Shares in Macquarie Group, Australia's biggest investment bank, fell on its trading debut as a new company on Monday, following the completion of a restructuring aimed at accelerating its global growth.

Macquarie Group, a non-operating holding company, started trading at A$82.25, replacing its previous listing as Macquarie Bank Ltd which ended on Friday at A$82.30. But it later fell as much as 4 percent to a low of A$79.0 as global credit worries kicked in.

Macquarie Group, which will contain separate banking and non-banking groups to be run as independent companies, would be subject to fewer regulations by virtue of its limited activities with less intensive supervision than if it were a bank.

The restructure will result in the transfer of a large part of Macquarie Bank's non-banking activities to the newly formed non-banking group under Macquarie Group.

In the morning session, Macquarie Group shares were down 3.8 percent at A$79.21, while the benchmark S&P/ASX 200 Index was down 1.1 percent, with more bad news on writedowns at U.S. investment banks hurting sentiment for Australian financial stocks.

Under the new structure, Macquarie Group will be regulated as a non-operating holding company by Australia's banking regulator, giving Macquarie more flexibility to expand its fast-growing global funds management and investment banking businesses.

Previously, Australia's banking rules had restricted the bank's exposure to certain subsidiaries, such as those undertaking stockbroking, investment banking and funds management.

Macquarie manages about A$200 billion (US$183 billion) worth of assets globally, from toll roads to airports to real estate.

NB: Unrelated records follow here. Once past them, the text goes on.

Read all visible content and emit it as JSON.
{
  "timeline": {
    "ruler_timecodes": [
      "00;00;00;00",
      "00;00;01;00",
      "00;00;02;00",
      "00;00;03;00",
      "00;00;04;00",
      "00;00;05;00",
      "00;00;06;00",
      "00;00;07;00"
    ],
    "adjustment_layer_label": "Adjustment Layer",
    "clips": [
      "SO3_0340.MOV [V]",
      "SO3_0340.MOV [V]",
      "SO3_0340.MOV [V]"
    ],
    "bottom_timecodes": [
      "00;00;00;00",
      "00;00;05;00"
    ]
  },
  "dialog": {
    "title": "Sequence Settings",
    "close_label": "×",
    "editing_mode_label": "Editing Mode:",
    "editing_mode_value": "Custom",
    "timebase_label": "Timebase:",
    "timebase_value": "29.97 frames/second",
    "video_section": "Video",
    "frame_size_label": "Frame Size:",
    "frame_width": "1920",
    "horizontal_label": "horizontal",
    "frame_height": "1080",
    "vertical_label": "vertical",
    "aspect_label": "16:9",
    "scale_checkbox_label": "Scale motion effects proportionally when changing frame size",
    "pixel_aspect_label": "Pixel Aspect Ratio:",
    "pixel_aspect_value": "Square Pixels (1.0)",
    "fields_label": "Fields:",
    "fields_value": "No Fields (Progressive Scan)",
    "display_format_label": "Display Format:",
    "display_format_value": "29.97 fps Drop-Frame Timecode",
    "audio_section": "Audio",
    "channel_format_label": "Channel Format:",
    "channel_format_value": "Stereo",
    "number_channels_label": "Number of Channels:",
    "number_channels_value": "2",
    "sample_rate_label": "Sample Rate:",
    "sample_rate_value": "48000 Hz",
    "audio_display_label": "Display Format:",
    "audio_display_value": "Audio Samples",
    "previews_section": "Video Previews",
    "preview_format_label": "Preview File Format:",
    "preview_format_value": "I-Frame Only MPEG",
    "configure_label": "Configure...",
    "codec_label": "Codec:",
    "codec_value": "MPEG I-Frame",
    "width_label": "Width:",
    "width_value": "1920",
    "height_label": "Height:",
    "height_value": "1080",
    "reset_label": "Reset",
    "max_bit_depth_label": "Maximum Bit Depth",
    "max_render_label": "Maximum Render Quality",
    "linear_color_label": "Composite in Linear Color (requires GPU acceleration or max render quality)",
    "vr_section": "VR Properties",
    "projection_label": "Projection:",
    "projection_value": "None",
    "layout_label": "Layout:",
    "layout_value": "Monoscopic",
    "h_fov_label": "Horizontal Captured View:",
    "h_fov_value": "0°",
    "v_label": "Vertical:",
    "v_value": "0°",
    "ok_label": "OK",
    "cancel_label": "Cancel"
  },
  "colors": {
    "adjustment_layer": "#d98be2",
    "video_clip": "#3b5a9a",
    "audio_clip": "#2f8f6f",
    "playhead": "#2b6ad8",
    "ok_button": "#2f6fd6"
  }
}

Macquarie acquires these assets and bundles them into listed and unlisted funds from which it earns management fees.

The need to restructure was prompted by the fact that Macquarie earns more than half of its revenues outside Australia, with growth in recent years driven by activities which are not considered traditional banking.

Macquarie Group has obtained A$18 billion in debt facilities to transfer non-banking assets and businesses from Macquarie Bank. About A$10 billion is being provided by Macquarie Bank as a bridging loan.

Macquarie is scheduled to release its first-half earnings on Nov. 13 and the company has forecast a 40 percent increase in profit from a year ago.

Macquarie started operations as a unit of UK's Hill Samuel & Co in 1970. In 1985, Macquarie received Australian government approval to become the nation's second trading bank and listed on the Australian stock exchange in 1996.